Avec la victoire du Front populaire, il retrouve son poste et devient le Secrétaire général de la CGT-Tunisie. En 1938, il s’oppose avec succès à la prise de contrôle des communistes sur la CGT de Tunisie. En novembre 1942, les Américains débarquent au Maroc et en Algérie. Il quitte alors clandestinement Tunis et rejoint Alger. Le 15 novembre 1943, il est nommé délégué à l’Assemblée consultative d’Alger en tant que représentant de la CGT. Il occupera le même poste à l’Assemblée consultative de Paris en octobre 1944.

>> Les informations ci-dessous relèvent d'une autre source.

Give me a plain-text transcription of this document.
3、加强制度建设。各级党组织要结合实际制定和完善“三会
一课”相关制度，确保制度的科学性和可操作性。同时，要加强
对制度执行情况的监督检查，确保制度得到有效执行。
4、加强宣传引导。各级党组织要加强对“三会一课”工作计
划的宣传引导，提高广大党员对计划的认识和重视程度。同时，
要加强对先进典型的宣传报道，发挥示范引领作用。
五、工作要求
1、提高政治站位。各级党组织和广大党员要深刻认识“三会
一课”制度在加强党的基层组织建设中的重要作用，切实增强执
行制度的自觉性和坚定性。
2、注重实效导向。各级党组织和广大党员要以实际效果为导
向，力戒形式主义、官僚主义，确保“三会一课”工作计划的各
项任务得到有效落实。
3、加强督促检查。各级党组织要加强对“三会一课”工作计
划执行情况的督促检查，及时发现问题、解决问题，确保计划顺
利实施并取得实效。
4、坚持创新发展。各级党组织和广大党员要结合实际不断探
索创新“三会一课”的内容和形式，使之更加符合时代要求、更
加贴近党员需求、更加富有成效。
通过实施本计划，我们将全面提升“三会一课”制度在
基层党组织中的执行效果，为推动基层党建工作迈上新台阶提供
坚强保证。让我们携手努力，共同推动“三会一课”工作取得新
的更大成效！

Fin 1944, il devient secrétaire confédéral de la CGT et occupe le poste de directeur de son organe, Le Peuple. Ce n’est donc pas un hasard, s’il sera le premier directeur de Force Ouvrière. En effet, fin 1947, il quitte la CGT avec Jouhaux. En 1950, il démissionne de son poste de Confédéral de la jeune CGT-FO. Médaille de la Résistance, croix de guerre avec palmes, Légion d’honneur.